Esposizione dei fatti di causa
1. l’Agenzia delle Entrate Riscossione ricorreva per la cassazione della sentenza con cui la CTR della Campania aveva ritenuto prescritti i crediti erariali per Irpef e IVA ed i crediti per tasse regionali automobilistiche recate da alcune cartelle notificate da essa ricorrente a C.S. tra il 2001 ed il 2008 “essendo decorsi ben oltre dieci anni (crediti Irpef ed Iva), cinque anni e tre anni per gli altri crediti (tasse regionali automobilistiche) [tra la data di notifica delle cartelle] e la data [27 novembre 2014] di notifica [del successivo atto interruttivo costituito dal] preavviso di fermo amministrativo, non impugnato”.
Il contribuente non si costituiva.
La Corte dichiarava l’improcedibilità del ricorso, ai sensi dell’art.369 c.p.c., in quanto difettava la prova del fatto che ne fosse stata effettuata la notifica al contribuente.
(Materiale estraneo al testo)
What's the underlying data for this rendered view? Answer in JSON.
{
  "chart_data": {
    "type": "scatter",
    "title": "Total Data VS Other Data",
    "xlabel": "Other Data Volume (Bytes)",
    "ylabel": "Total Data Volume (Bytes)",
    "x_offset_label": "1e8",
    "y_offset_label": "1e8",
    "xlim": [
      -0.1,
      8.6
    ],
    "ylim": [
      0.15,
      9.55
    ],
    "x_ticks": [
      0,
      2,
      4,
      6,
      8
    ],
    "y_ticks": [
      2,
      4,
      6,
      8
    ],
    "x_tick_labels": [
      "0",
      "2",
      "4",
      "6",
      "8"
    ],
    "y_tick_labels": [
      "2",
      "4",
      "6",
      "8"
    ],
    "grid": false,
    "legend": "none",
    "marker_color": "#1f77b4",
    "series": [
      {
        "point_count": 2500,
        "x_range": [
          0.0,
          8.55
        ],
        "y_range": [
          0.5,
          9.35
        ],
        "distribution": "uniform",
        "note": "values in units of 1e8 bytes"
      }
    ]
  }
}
Avverso la sentenza della Suprema Corte ha proposto ricorso per revocazione l’Agenzia delle Entrate – Riscossione svolgendo un unico motivo, illustrato nelle memorie difensive.
Il contribuente non si è costituito.
Il P.G. ha concluso per l’inammissibilità del ricorso per revocazione.
Esposizione delle ragioni di diritto
2. In via preliminare, si osserva che questa Corte ha statuito che l’art. 330 c.p.c., – secondo cui l’impugnazione deve essere notificata, in mancanza di diversa indicazione contenuta nell’atto di notificazione della sentenza, presso il procuratore costituito o nella residenza dichiarata o nel domicilio eletto per il giudizio, – si applica anche alla revocazione per errore di fatto contro le sentenze della Corte di cassazione, rientrando questa tra i mezzi di impugnazione (Cass., 20 settembre 2021, n. 25349; Cass., 14 novembre 2014, n. 24334; Cass., 20 aprile 2006, n. 9174; Cass., 6 ottobre 2000, n. 13342; Cass., 21 settembre 1995, n. 10005).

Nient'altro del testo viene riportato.